Naively he trusted the holiday rental listing company showing beautiful photos of the holiday rental. But when arrived he was stunned to see that the holiday home was not as advertised. And he lost all the monies paid to the scrupulous home owner.
When we asked Peter about the incident he said, “Yes. Another victim of Mr [Crook] who was threatening, and got away with stealing our money because the place was too discussing to stay in. We left as soon as we saw the place. The advertised photographs bear no relationship whatsoever to the real place which is a squalid hovel”.
The question is how can holidaymakers reduce the risk when they book Cape Town holiday rentals online?
We asked, Johan Horak from CapeHolidays.Info, a local family run Cape Town holiday rental agency, to share some guidelines with with holidaymakers planning a Cape Town holiday in the future.
Here’s Johan’s six ideas on how limit online holiday accommodation worries:
1) Do a Google search for the holiday accommodation property address before you book. Search for "[address or name of the property] review" or "[address or name] testimonials"
2) Try and verify how the accommodation-
The holiday accommodation owner list their place and they pay a fee or it’s a free listing - and there is no verification of the information provided.
The owner list list their holiday accommodation and the listing business books it out and takes a commission - again no verification of the listing info.
A variation on (b) is where the holiday home gets listed for free but inspected by the listing business (this is the model that Johan uses at CapeHolidays)
3) If you cannot verify your check points then search at travel forums like Tripadvisor and ask questions. There are always people willing to assist you.
4) If a Cape Town holiday rental business, a holiday accommodation homeowner, or anyone advertising holiday rentals does NOT make use of public communication tools (social media) then be wary.

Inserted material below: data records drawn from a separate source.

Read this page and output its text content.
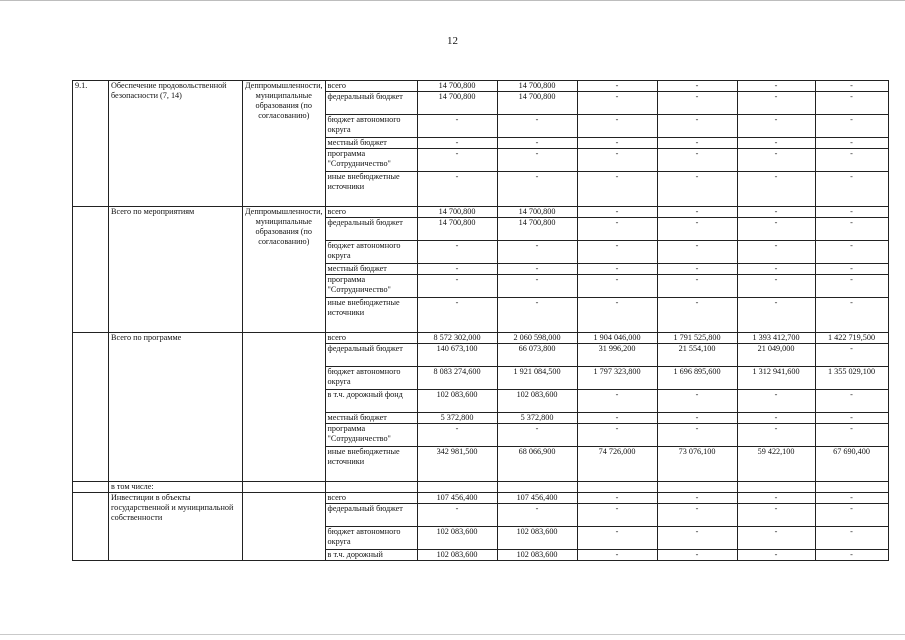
12
9.1.	Обеспечение продовольственной безопасности (7, 14)	Деппромышленности, муниципальные образования (по согласованию)	всего	14 700,800	14 700,800	-	-	-	-
			федеральный бюджет	14 700,800	14 700,800	-	-	-	-
			бюджет автономного округа	-	-	-	-	-	-
			местный бюджет	-	-	-	-	-	-
			программа "Сотрудничество"	-	-	-	-	-	-
			иные внебюджетные источники	-	-	-	-	-	-
	Всего по мероприятиям	Деппромышленности, муниципальные образования (по согласованию)	всего	14 700,800	14 700,800	-	-	-	-
			федеральный бюджет	14 700,800	14 700,800	-	-	-	-
			бюджет автономного округа	-	-	-	-	-	-
			местный бюджет	-	-	-	-	-	-
			программа "Сотрудничество"	-	-	-	-	-	-
			иные внебюджетные источники	-	-	-	-	-	-
	Всего по программе		всего	8 572 302,000	2 060 598,000	1 904 046,000	1 791 525,800	1 393 412,700	1 422 719,500
			федеральный бюджет	140 673,100	66 073,800	31 996,200	21 554,100	21 049,000	-
			бюджет автономного округа	8 083 274,600	1 921 084,500	1 797 323,800	1 696 895,600	1 312 941,600	1 355 029,100
			в т.ч. дорожный фонд	102 083,600	102 083,600	-	-	-	-
			местный бюджет	5 372,800	5 372,800	-	-	-	-
			программа "Сотрудничество"	-	-	-	-	-	-
			иные внебюджетные источники	342 981,500	68 066,900	74 726,000	73 076,100	59 422,100	67 690,400
	в том числе:								
	Инвестиции в объекты государственной и муниципальной собственности		всего	107 456,400	107 456,400	-	-	-	-
			федеральный бюджет	-	-	-	-	-	-
			бюджет автономного округа	102 083,600	102 083,600	-	-	-	-
			в т.ч. дорожный	102 083,600	102 083,600	-	-	-	-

How would you talk to advertiser if they are not willing to publicly show their face? Johan believes your risk is a lot less when advertiser can share an active Facebook page, a Twitter profile, Google+, and even Pinterests. Email and phone numbers are not enough today.

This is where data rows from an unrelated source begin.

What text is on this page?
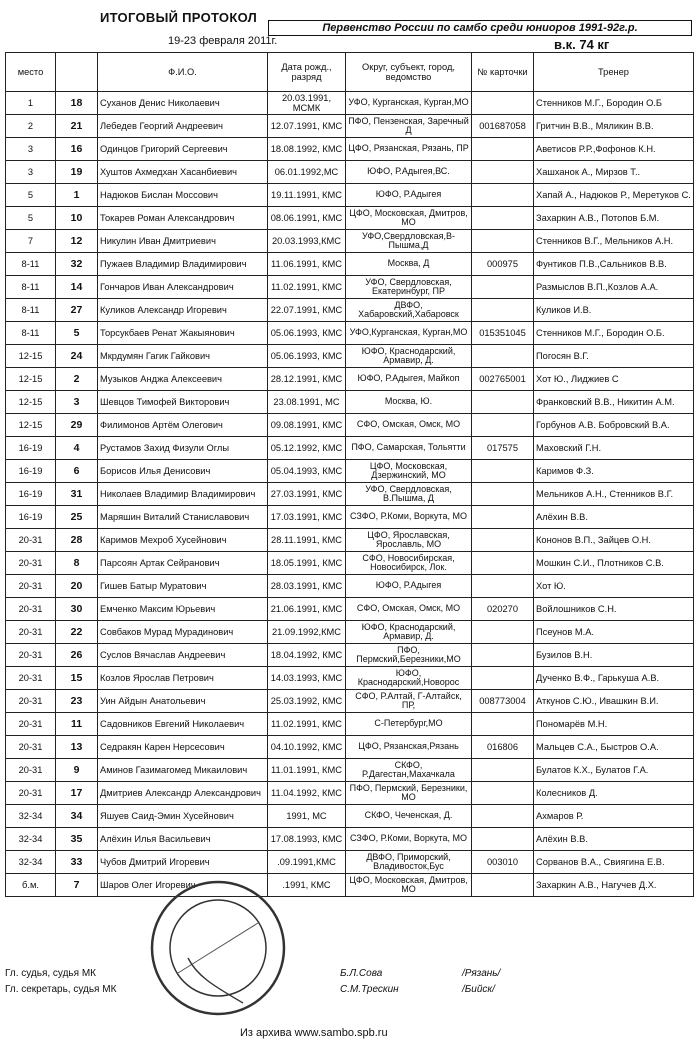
ИТОГОВЫЙ ПРОТОКОЛ
19-23 февраля 2011г.
Первенство России по самбо среди юниоров 1991-92г.р.
в.к. 74 кг
место		Ф.И.О.	Дата рожд., разряд	Округ, субъект, город, ведомство	№ карточки	Тренер
1	18	Суханов Денис Николаевич	20.03.1991, МСМК	УФО, Курганская, Курган,МО		Стенников М.Г., Бородин О.Б
2	21	Лебедев Георгий Андреевич	12.07.1991, КМС	ПФО, Пензенская, Заречный Д	001687058	Гритчин В.В., Мяликин В.В.
3	16	Одинцов Григорий Сергеевич	18.08.1992, КМС	ЦФО, Рязанская, Рязань, ПР		Аветисов Р.Р.,Фофонов К.Н.
3	19	Хуштов Ахмедхан Хасанбиевич	06.01.1992,МС	ЮФО, Р.Адыгея,ВС.		Хашханок А., Мирзов Т..
5	1	Надюков Бислан Моссович	19.11.1991, КМС	ЮФО, Р.Адыгея		Хапай А., Надюков Р., Меретуков С.
5	10	Токарев Роман Александрович	08.06.1991, КМС	ЦФО, Московская, Дмитров, МО		Захаркин А.В., Потопов Б.М.
7	12	Никулин Иван Дмитриевич	20.03.1993,КМС	УФО,Свердловская,В-Пышма,Д		Стенников В.Г., Мельников А.Н.
8-11	32	Пужаев Владимир Владимирович	11.06.1991, КМС	Москва, Д	000975	Фунтиков П.В.,Сальников В.В.
8-11	14	Гончаров Иван Александрович	11.02.1991, КМС	УФО, Свердловская, Екатеринбург, ПР		Размыслов В.П.,Козлов А.А.
8-11	27	Куликов Александр Игоревич	22.07.1991, КМС	ДВФО, Хабаровский,Хабаровск		Куликов И.В.
8-11	5	Торсукбаев Ренат Жакыянович	05.06.1993, КМС	УФО,Курганская, Курган,МО	015351045	Стенников М.Г., Бородин О.Б.
12-15	24	Мкрдумян Гагик Гайкович	05.06.1993, КМС	ЮФО, Краснодарский, Армавир, Д.		Погосян В.Г.
12-15	2	Музыков Анджа Алексеевич	28.12.1991, КМС	ЮФО, Р.Адыгея, Майкоп	002765001	Хот Ю., Лиджиев С
12-15	3	Шевцов Тимофей Викторович	23.08.1991, МС	Москва, Ю.		Франковский В.В., Никитин А.М.
12-15	29	Филимонов Артём Олегович	09.08.1991, КМС	СФО, Омская, Омск, МО		Горбунов А.В. Бобровский В.А.
16-19	4	Рустамов Захид Физули Оглы	05.12.1992, КМС	ПФО, Самарская, Тольятти	017575	Маховский Г.Н.
16-19	6	Борисов Илья Денисович	05.04.1993, КМС	ЦФО, Московская, Дзержинский, МО		Каримов Ф.З.
16-19	31	Николаев Владимир Владимирович	27.03.1991, КМС	УФО, Свердловская, В.Пышма, Д		Мельников А.Н., Стенников В.Г.
16-19	25	Маряшин Виталий Станиславович	17.03.1991, КМС	СЗФО, Р.Коми, Воркута, МО		Алёхин В.В.
20-31	28	Каримов Мехроб Хусейнович	28.11.1991, КМС	ЦФО, Ярославская, Ярославль, МО		Кононов В.П., Зайцев О.Н.
20-31	8	Парсоян Артак Сейранович	18.05.1991, КМС	СФО, Новосибирская, Новосибирск, Лок.		Мошкин С.И., Плотников С.В.
20-31	20	Гишев Батыр Муратович	28.03.1991, КМС	ЮФО, Р.Адыгея		Хот Ю.
20-31	30	Емченко Максим Юрьевич	21.06.1991, КМС	СФО, Омская, Омск, МО	020270	Войлошников С.Н.
20-31	22	Совбаков Мурад Мурадинович	21.09.1992,КМС	ЮФО, Краснодарский, Армавир, Д.		Псеунов М.А.
20-31	26	Суслов Вячаслав Андреевич	18.04.1992, КМС	ПФО, Пермский,Березники,МО		Бузилов В.Н.
20-31	15	Козлов Ярослав Петрович	14.03.1993, КМС	ЮФО, Краснодарский,Новорос		Дученко В.Ф., Гарькуша А.В.
20-31	23	Уин Айдын Анатольевич	25.03.1992, КМС	СФО, Р.Алтай, Г-Алтайск, ПР,	008773004	Аткунов С.Ю., Ивашкин В.И.
20-31	11	Садовников Евгений Николаевич	11.02.1991, КМС	С-Петербург,МО		Пономарёв М.Н.
20-31	13	Седракян Карен Нерсесович	04.10.1992, КМС	ЦФО, Рязанская,Рязань	016806	Мальцев С.А., Быстров О.А.
20-31	9	Аминов Газимагомед Микаилович	11.01.1991, КМС	СКФО, Р.Дагестан,Махачкала		Булатов К.Х., Булатов Г.А.
20-31	17	Дмитриев Александр Александрович	11.04.1992, КМС	ПФО, Пермский, Березники, МО		Колесников Д.
32-34	34	Яшуев Саид-Эмин Хусейнович	1991, МС	СКФО, Чеченская, Д.		Ахмаров Р.
32-34	35	Алёхин Илья Васильевич	17.08.1993, КМС	СЗФО, Р.Коми, Воркута, МО		Алёхин В.В.
32-34	33	Чубов Дмитрий Игоревич	.09.1991,КМС	ДВФО, Приморский, Владивосток,Бус	003010	Сорванов В.А., Свиягина Е.В.
б.м.	7	Шаров Олег Игоревич	.1991, КМС	ЦФО, Московская, Дмитров, МО		Захаркин А.В., Нагучев Д.Х.
Гл. судья, судья МК
Гл. секретарь, судья МК
Б.Л.Сова
С.М.Трескин
/Рязань/
/Бийск/
Из архива www.sambo.spb.ru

Email or a phone number is not trusted when it comes to booking a holiday home.
When they have business email address that includes their website name then you know the owner is genuine. Be wary of free email addresses when your money is on the table.

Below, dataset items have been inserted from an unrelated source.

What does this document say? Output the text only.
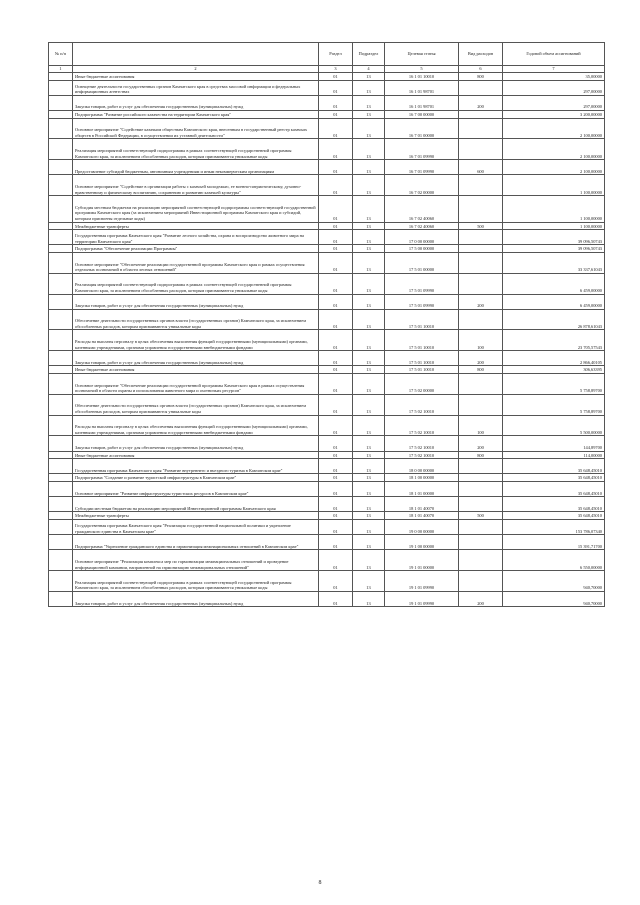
№ п/п		Раздел	Подраздел	Целевая статья	Вид расходов	Годовой объем ассигнований
1	2	3	4	5	6	7
	Иные бюджетные ассигнования	01	13	16 1 01 10010	800	35,00000
	Освещение деятельности государственных органов Камчатского края в средствах массовой информации и федеральных информационных агентствах	01	13	16 1 01 98701		297,00000
	Закупка товаров, работ и услуг для обеспечения государственных (муниципальных) нужд	01	13	16 1 01 98701	200	297,00000
	Подпрограмма "Развитие российского казачества на территории Камчатского края"	01	13	16 7 00 00000		3 200,00000
	Основное мероприятие "Содействие казачьим обществам Камчатского края, внесенным в государственный реестр казачьих обществ в Российской Федерации, в осуществлении их уставной деятельности"	01	13	16 7 01 00000		2 100,00000
	Реализация мероприятий соответствующей подпрограммы в рамках соответствующей государственной программы Камчатского края, за исключением обособленных расходов, которым присваиваются уникальные коды	01	13	16 7 01 09990		2 100,00000
	Предоставление субсидий бюджетным, автономным учреждениям и иным некоммерческим организациям	01	13	16 7 01 09990	600	2 100,00000
	Основное мероприятие "Содействие в организации работы с казачьей молодежью, ее военно-патриотическому, духовно-нравственному и физическому воспитанию, сохранению и развитию казачьей культуры"	01	13	16 7 02 00000		1 100,00000
	Субсидия местным бюджетам на реализацию мероприятий соответствующей подпрограммы соответствующей государственной программы Камчатского края (за исключением мероприятий Инвестиционной программы Камчатского края и субсидий, которым присвоены отдельные коды)	01	13	16 7 02 40060		1 100,00000
	Межбюджетные трансферты	01	13	16 7 02 40060	500	1 100,00000
	Государственная программа Камчатского края "Развитие лесного хозяйства, охрана и воспроизводство животного мира на территории Камчатского края"	01	13	17 0 00 00000		39 096,50743
	Подпрограмма "Обеспечение реализации Программы"	01	13	17 5 00 00000		39 096,50743
	Основное мероприятие "Обеспечение реализации государственной программы Камчатского края и рамках осуществления отдельных полномочий в области лесных отношений"	01	13	17 5 01 00000		33 337,61043
	Реализация мероприятий соответствующей подпрограммы в рамках соответствующей государственной программы Камчатского края, за исключением обособленных расходов, которым присваиваются уникальные коды	01	13	17 5 01 09990		6 459,00000
	Закупка товаров, работ и услуг для обеспечения государственных (муниципальных) нужд	01	13	17 5 01 09990	200	6 459,00000
	Обеспечение деятельности государственных органов власти (государственных органов) Камчатского края, за исключением обособленных расходов, которым присваиваются уникальные коды	01	13	17 5 01 10010		26 878,61043
	Расходы на выплаты персоналу в целях обеспечения выполнения функций государственными (муниципальными) органами, казенными учреждениями, органами управления государственными внебюджетными фондами	01	13	17 5 01 10010	100	23 705,57543
	Закупка товаров, работ и услуг для обеспечения государственных (муниципальных) нужд	01	13	17 5 01 10010	200	2 866,40105
	Иные бюджетные ассигнования	01	13	17 5 01 10010	800	306,63395
	Основное мероприятие "Обеспечение реализации государственной программы Камчатского края в рамках осуществления полномочий в области охраны и использования животного мира и охотничьих ресурсов"	01	13	17 5 02 00000		5 758,89700
	Обеспечение деятельности государственных органов власти (государственных органов) Камчатского края, за исключением обособленных расходов, которым присваиваются уникальные коды	01	13	17 5 02 10010		5 758,89700
	Расходы на выплаты персоналу в целях обеспечения выполнения функций государственными (муниципальными) органами, казенными учреждениями, органами управления государственными внебюджетными фондами	01	13	17 5 02 10010	100	5 500,00000
	Закупка товаров, работ и услуг для обеспечения государственных (муниципальных) нужд	01	13	17 5 02 10010	200	144,89700
	Иные бюджетные ассигнования	01	13	17 5 02 10010	800	114,00000
	Государственная программа Камчатского края "Развитие внутреннего и въездного туризма в Камчатском крае"	01	13	18 0 00 00000		35 648,45010
	Подпрограмма "Создание и развитие туристской инфраструктуры в Камчатском крае"	01	13	18 1 00 00000		35 648,45010
	Основное мероприятие "Развитие инфраструктуры туристских ресурсов в Камчатском крае"	01	13	18 1 01 00000		35 648,45010
	Субсидии местным бюджетам на реализацию мероприятий Инвестиционной программы Камчатского края	01	13	18 1 01 40070		35 648,45010
	Межбюджетные трансферты	01	13	18 1 01 40070	500	35 648,45010
	Государственная программа Камчатского края "Реализация государственной национальной политики и укрепление гражданского единства в Камчатском крае"	01	13	19 0 00 00000		153 786,07340
	Подпрограмма "Укрепление гражданского единства и гармонизация межнациональных отношений в Камчатском крае"	01	13	19 1 00 00000		15 391,71700
	Основное мероприятие "Реализация комплекса мер по гармонизации межнациональных отношений и проведение информационной кампании, направленной на гармонизацию межнациональных отношений"	01	13	19 1 01 00000		6 550,00000
	Реализация мероприятий соответствующей подпрограммы в рамках соответствующей государственной программы Камчатского края, за исключением обособленных расходов, которым присваиваются уникальные коды	01	13	19 1 01 09990		940,70000
	Закупка товаров, работ и услуг для обеспечения государственных (муниципальных) нужд	01	13	19 1 01 09990	200	940,70000
8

5) Check Google Earth or Google maps. It is an extremely useful tool which allows you, on most places to check a satellite picture of the property you are considering. A quick glance will point out any problems or eyesore conveniently left out of the brochure or website description.
6) If the deal is too good to be true it is. Beware. Always remember that you, if you go for the real deal, then you can end up with nothing.
We asked Johan what he thought about Peter’s comment that fraudulent Cape Town holiday rental companies should also be brought to task, and he said, “when you want to book a holiday rental and you use these six ideas I shared then you’ll limit the risk.
But when you are emotional about your holiday you may be blinded by the con artist.
Buyer beware! It’s your money. Stop and do these six checks before you book holiday accommodation online.”